Kincaid feels so bad about humanity that he has to barf.

Kinbong Vandiver

The train slams through at least six of the rusted car shells before it spark-showers to a stop, and Kinbong Vandiver and his gang of cyclists ramp hooting up onto the roofs of the cars. Most of them tear through passenger berths, snatching strings of pearls and terrified briefcases, but Kinbong himself makes straight for the car disguised as a freighter.

“You can’t do this!” gasps one of the politicos inside. “Don’t you know the Warden will hunt you down?”
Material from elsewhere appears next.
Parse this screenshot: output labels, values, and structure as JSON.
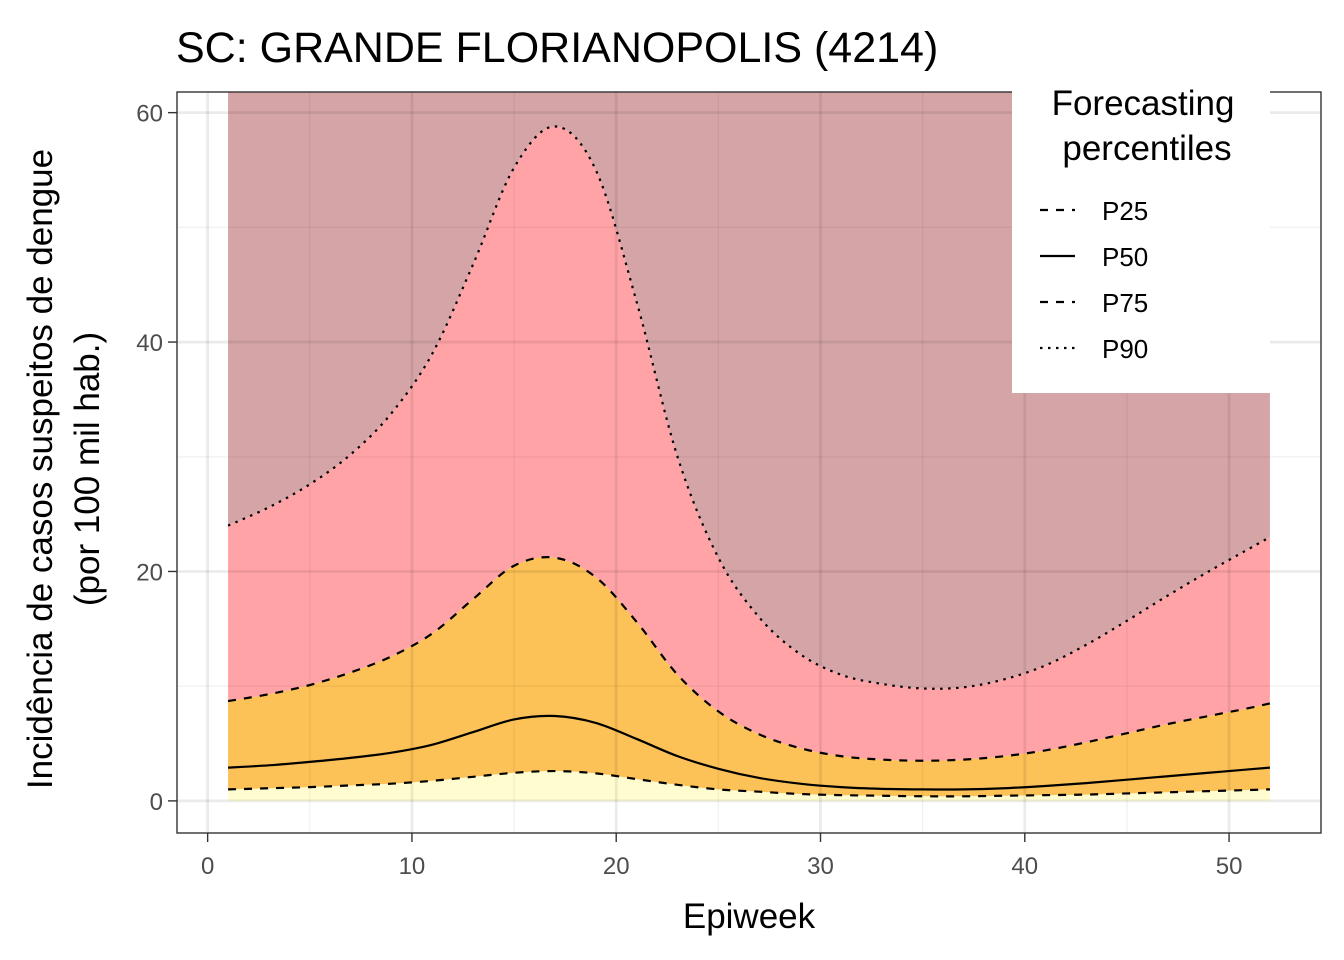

“A storm is coming,” says Kinbong Vandiver, grinning and licking his knife blade. “And I mean that the dirty way.”

Hoof

Hoof only notices because he’s been doing it for three days. It’s not impossible: you could try on a well-fueled humbug, or a trike, if the ground were flatter here. But no one’s ever kept up with her on foot this long.

So she makes camp and waits until he walks up and plops down next to her fire, smiling shyly. He puts his sword down without a glance at the gun in her lap.

“What kind of robber are you?” says Hoof, in some bewilderment.

“I’m Found Dog!” he says cheerfully. “Found Dog is a good person to be!”